Ce triste spectacle a peu d'écho en dehors de la bulle médiatico-politique. L'inflation fait mal et les cheminots sont en grève toutes les deux semaines. Les postiers, les travailleurs des centres d'appels, les ingénieurs du téléphone, les enseignants et même les avocats ont annoncé des actions de grève. L'économie britannique est en déclin à long terme, proche de la récession, ses approvisionnements en énergie sont devenus plus chers et incertains, les factures d'énergie domestique augmentent fortement, les prix de l'essence ont atteint des niveaux records et de nombreuses petites entreprises sont sur le point de fermer. Les salaires réels sont en baisse et la pauvreté augmente visiblement. Le célèbre service de santé a été mis à genoux par le désinvestissement. Le spectre d'un gel économique et énergétique cet hiver est réel mais ni les Tories ni l'opposition travailliste, qui a renié Jeremy Corbyn et le socialisme, n'ont d'appétit pour des réformes audacieuses.

Le pays n'a pas non plus trouvé d'antidote à son appétit de guerre, rejoignant n'importe quelle aventure des USA. La Grande-Bretagne vit de ses exportations d'armes, vend son expertise militaire aux monarchies du Golfe et sert de poste d'écoute des renseignements US en Europe. Elle est enchaînée à l'appareil de sécurité-militaire-espionnage de Washington et continuera à détourner de l'argent, du matériel et de l'énergie pour des guerres étrangères et des projets de déstabilisation, même si la crise intérieure devient critique. L'appareil de sécurité-espionnage est tellement prisonnier de l'orbite usaméricaine qu'il est à peine sous contrôle national. Dernièrement, ils ont commencé à sortir de l'ombre pour s'impliquer dans la politique intérieure, comme lorsqu'un général de l'armée en exercice a informé anonymement les médias sur Jeremy Corbyn et qu'une unité de renseignement militaire a créé une fausse organisation caritative pour le diffamer lorsqu'il semblait pouvoir devenir Premier ministre.

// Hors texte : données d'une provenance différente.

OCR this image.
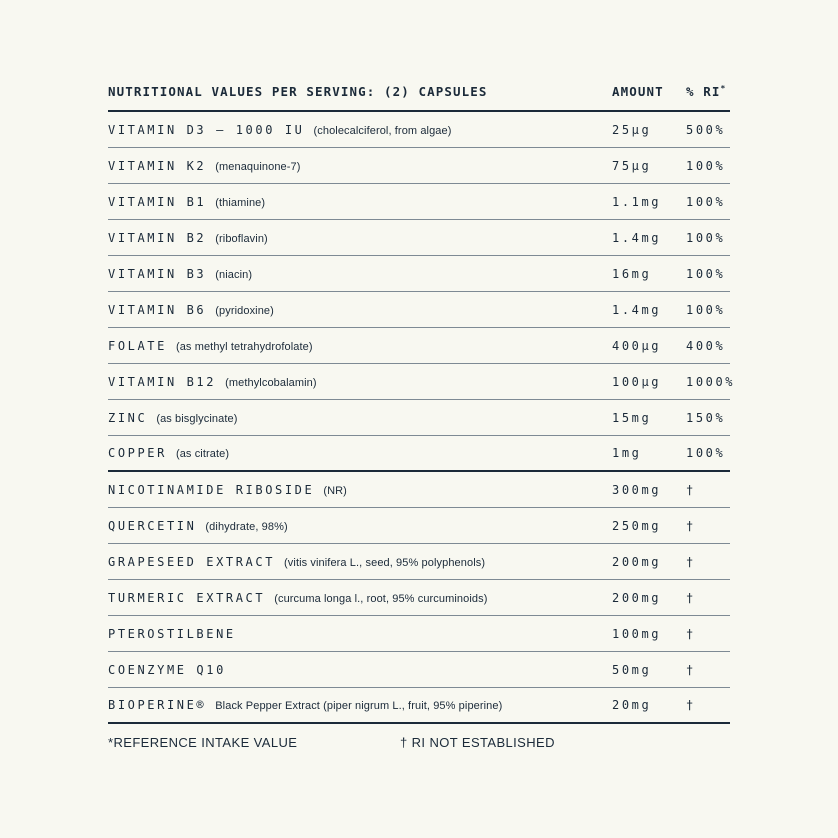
NUTRITIONAL VALUES PER SERVING: (2) CAPSULES	AMOUNT	% RI*
VITAMIN D3 – 1000 IU (cholecalciferol, from algae)	25µg	500%
VITAMIN K2 (menaquinone-7)	75µg	100%
VITAMIN B1 (thiamine)	1.1mg	100%
VITAMIN B2 (riboflavin)	1.4mg	100%
VITAMIN B3 (niacin)	16mg	100%
VITAMIN B6 (pyridoxine)	1.4mg	100%
FOLATE (as methyl tetrahydrofolate)	400µg	400%
VITAMIN B12 (methylcobalamin)	100µg	1000%
ZINC (as bisglycinate)	15mg	150%
COPPER (as citrate)	1mg	100%
NICOTINAMIDE RIBOSIDE (NR)	300mg	†
QUERCETIN (dihydrate, 98%)	250mg	†
GRAPESEED EXTRACT (vitis vinifera L., seed, 95% polyphenols)	200mg	†
TURMERIC EXTRACT (curcuma longa l., root, 95% curcuminoids)	200mg	†
PTEROSTILBENE	100mg	†
COENZYME Q10	50mg	†
BIOPERINE® Black Pepper Extract (piper nigrum L., fruit, 95% piperine)	20mg	†
*REFERENCE INTAKE VALUE	† RI NOT ESTABLISHED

Les élites dirigeantes britanniques perdent leur légitimité. La défiance sociale s'exprime par des grèves et des sections de la classe moyenne commencent à se joindre à l'action industrielle et environnementale. Le public a peu d'appétit pour les guerres éternelles. Mais les classes dirigeantes ne peuvent pas et ne veulent pas changer substantiellement de cap. Au lieu de cela, elles vont redoubler leurs vieilles certitudes. Elles tenteront de surmonter la crise par la corruption, la répression et en divisant le peuple. La conscience politique du public britannique est entravée par son individualisme, l'île est insulaire et provinciale et la population est âgée. Une vague d'agitation populaire est possible, mais un véritable soulèvement est improbable. Les chances d'un changement politique radical sont négligeables pour l'instant, à la limite du zéro. Quel que soit le prochain Premier ministre, le système se mettra en mode pilote automatique et jouera la montre.

Mais le puissant lion britannique dont le rugissement était autrefois entendu dans le monde entier ne peut plus émettre que des petits pets puants.